Eddie Murphy Stars in Nutty Curator II: The Klimts
March 16, 2006
Delightful news for Los Angeles-based fans of fin de siecle Viennese painting: five Gustav Klimt works looted by the Nazis, ownership of which was recently awarded -- to the chagrin of the Austrian government -- to the heirs of the looted family, will be placed on display at the Los Angeles County Museum of Art from April 4 through June 30. An excerpt from the LACMA press release [PDF] on the exhibition:
'In gratitude to the City and County of Los Angeles,' stated [Bloch-Bauer heir and painting recipient] Maria Altmann, 'which provided me a home when I fled the Nazis, and whose courts enabled me to recover my family’s paintings at long last, I am very pleased that these wonderful paintings will be seen at LACMA. It was always the wish of my uncle and aunt to make their collection available to the public.'
The earlier portrait, Adele Bloch-Bauer I (1907), one of the few extant paintings in Klimt’s groundbreaking gold style, portrays its elegant and intelligent subject as the ideal of feminine beauty. The figure, now among the world’s most recognizable works of art, seems to dissolve into sumptuous gold patterning reminiscent of Byzantine art. The second version, Adele Bloch-Bauer II (1912), abandons gold in favor of vivid colors. Beechwood (1903), one of Klimt’s few woodland paintings, shares in the ideas of French Impressionism and is dominated by the brown and gray tones of the dried leaves of the forest floor. His Apple Tree I is suffused with nuanced color and is among his most meditative paintings. One of Klimt’s last landscapes, Houses in Unterach on Lake Atter, renders houses along Lake Attersee in an architectonic style.
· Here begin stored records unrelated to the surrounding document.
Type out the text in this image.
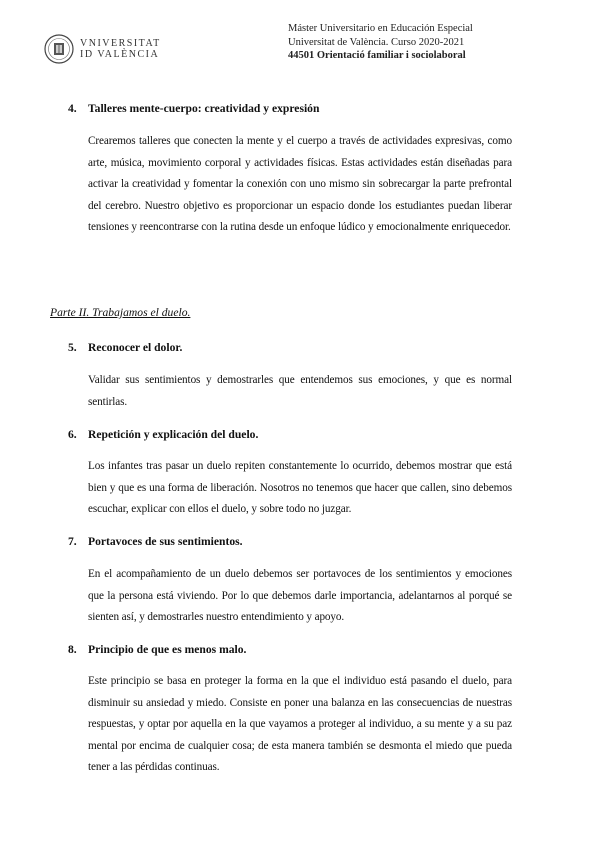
VNIVERSITAT
ID VALÈNCIA
Máster Universitario en Educación Especial
Universitat de València. Curso 2020-2021
44501 Orientació familiar i sociolaboral
4. Talleres mente-cuerpo: creatividad y expresión
Crearemos talleres que conecten la mente y el cuerpo a través de actividades expresivas, como arte, música, movimiento corporal y actividades físicas. Estas actividades están diseñadas para activar la creatividad y fomentar la conexión con uno mismo sin sobrecargar la parte prefrontal del cerebro. Nuestro objetivo es proporcionar un espacio donde los estudiantes puedan liberar tensiones y reencontrarse con la rutina desde un enfoque lúdico y emocionalmente enriquecedor.
Parte II. Trabajamos el duelo.
5. Reconocer el dolor.
Validar sus sentimientos y demostrarles que entendemos sus emociones, y que es normal sentirlas.
6. Repetición y explicación del duelo.
Los infantes tras pasar un duelo repiten constantemente lo ocurrido, debemos mostrar que está bien y que es una forma de liberación. Nosotros no tenemos que hacer que callen, sino debemos escuchar, explicar con ellos el duelo, y sobre todo no juzgar.
7. Portavoces de sus sentimientos.
En el acompañamiento de un duelo debemos ser portavoces de los sentimientos y emociones que la persona está viviendo. Por lo que debemos darle importancia, adelantarnos al porqué se sienten así, y demostrarles nuestro entendimiento y apoyo.
8. Principio de que es menos malo.
Este principio se basa en proteger la forma en la que el individuo está pasando el duelo, para disminuir su ansiedad y miedo. Consiste en poner una balanza en las consecuencias de nuestras respuestas, y optar por aquella en la que vayamos a proteger al individuo, a su mente y a su paz mental por encima de cualquier cosa; de esta manera también se desmonta el miedo que pueda tener a las pérdidas continuas.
The Los Angeles Times report states the obvious:
The exhibition is sure to raise questions about the possibility that the paintings might join the Los Angeles museum's permanent collection.
That will be up to the heirs, and no decision has been made, [Altmann's attorney Randol] Schoenberg said.
But the museum's staff can hope. 'Should there be some way to make this exhibition something that would be forever available,' [LACMA senior curator Stephanie] Barron said, 'that would be extraordinary.'
LACMA is, sadly, somewhat notorious for its skill at losing out on promising/anticipated bequests, so fingers must remain crossed for the time being.
And yes, I realize the Eddie Murphy joke in the post title is a bit of a stretch. After all, every art historian knows that Gustav Klimt's real cinematic ambition was to be John Malkovich.